Search code examples
arangodbaql

arangodb get document update date from commit log


Is it possible to obtain a records updated data from Arangodb commit logs if there is such a thing as commit logs. We have a couple of documents which where update but we did update their modified date field. We however would like to retrieve all updated/changed documents since a certain date.


Solution

  • There are two solutions for this:

    Solution one:

    The first solution is to not use the commit log, but run an AQL query on the collection and filter on the modified date field.
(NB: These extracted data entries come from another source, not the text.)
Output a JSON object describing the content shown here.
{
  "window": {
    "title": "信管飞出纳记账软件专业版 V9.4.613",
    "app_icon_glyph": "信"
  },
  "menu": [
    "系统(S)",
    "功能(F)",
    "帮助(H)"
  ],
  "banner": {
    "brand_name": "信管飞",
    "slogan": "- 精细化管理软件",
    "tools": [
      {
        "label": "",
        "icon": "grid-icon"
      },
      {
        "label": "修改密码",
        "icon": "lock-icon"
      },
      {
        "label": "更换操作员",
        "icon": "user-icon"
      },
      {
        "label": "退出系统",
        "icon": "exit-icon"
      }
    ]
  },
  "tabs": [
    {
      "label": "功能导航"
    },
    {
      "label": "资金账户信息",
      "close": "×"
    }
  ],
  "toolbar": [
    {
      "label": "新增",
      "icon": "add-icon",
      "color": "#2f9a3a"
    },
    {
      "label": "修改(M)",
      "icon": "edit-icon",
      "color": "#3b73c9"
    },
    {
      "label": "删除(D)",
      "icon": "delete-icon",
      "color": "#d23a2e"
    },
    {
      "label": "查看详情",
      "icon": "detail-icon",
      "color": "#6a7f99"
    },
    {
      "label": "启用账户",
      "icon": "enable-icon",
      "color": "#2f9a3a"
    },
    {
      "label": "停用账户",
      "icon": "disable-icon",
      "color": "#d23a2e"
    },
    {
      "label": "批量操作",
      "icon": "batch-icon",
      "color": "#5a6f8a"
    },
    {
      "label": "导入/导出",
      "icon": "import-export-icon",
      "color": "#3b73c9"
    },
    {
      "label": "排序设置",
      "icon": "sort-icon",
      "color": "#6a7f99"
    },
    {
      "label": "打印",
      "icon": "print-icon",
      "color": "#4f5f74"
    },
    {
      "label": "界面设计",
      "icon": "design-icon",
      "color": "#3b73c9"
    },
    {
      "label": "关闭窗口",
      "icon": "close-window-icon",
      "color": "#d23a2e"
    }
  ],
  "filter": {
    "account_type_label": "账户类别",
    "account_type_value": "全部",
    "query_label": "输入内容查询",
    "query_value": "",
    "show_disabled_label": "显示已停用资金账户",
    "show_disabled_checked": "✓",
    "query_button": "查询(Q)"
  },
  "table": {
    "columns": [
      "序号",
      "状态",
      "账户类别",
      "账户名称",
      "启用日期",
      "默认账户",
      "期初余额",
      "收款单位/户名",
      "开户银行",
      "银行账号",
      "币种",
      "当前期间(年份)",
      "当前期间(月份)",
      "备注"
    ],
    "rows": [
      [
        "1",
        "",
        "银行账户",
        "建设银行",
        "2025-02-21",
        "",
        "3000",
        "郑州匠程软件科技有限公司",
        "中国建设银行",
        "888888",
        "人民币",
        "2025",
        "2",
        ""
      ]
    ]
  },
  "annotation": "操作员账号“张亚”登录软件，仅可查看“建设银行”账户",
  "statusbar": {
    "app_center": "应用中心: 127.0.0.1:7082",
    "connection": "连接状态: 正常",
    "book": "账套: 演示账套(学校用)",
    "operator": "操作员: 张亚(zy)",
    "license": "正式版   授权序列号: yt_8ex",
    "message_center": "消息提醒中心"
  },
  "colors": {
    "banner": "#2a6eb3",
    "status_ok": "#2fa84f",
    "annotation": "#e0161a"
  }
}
This will be efficient if there is a sorted index (i.e. skiplist index) on the modified field.

    An example setup for this can be found in the following setup script, which populates a collection test with 50K documents with random modification dates:

    /* use some fixed base date to make query produce results */
    var baseDate = 1478779081650; /* 2016-11-10T11:58:01.650Z */
    db._create("test");
    db.test.ensureIndex({ type: "skiplist", fields: [ "modified" ]});
    
    /* create 50,000 documents with modified dates between
       2016-11-10T11:58:01.650Z and up to two years in the past */
    for (var i = 0; i < 50000; ++i) {
      db.test.insert({ value: i, modified: new Date(baseDate - Math.floor(Math.random() * 1000 * 60 * 60 * 24 * 365 * 2)).toISOString() });
    }
    

    Then using AQL it's straight-forward to find documents with a modified date higher than a specific value:

    var query = "FOR doc IN test FILTER doc.modified >= @date RETURN doc"; 
    /* find all documents modified since 2016-11-09T12:00:00.000Z */
    var docs = db._query(query, { date: "2016-11-09T12:00:00.000Z" }).toArray();
    require("internal").print(docs);
    

    It's also possible to do queries on date ranges, e.g.

    var query = "FOR doc IN test FILTER doc.modified >= @from && doc.modified <= @to RETURN doc"; 
    var docs = db._query(query, { from: "2016-11-09T00:00:00.000Z", to: from: "2016-11-09T23:59:59.999Z"  }).toArray();
    require("internal").print(docs);
    

    Solution two:

    The second solution is to use the WAL change log that ArangoDB also exposes via its HTTP API. But this is much more complicated and requires keeping state on the client side.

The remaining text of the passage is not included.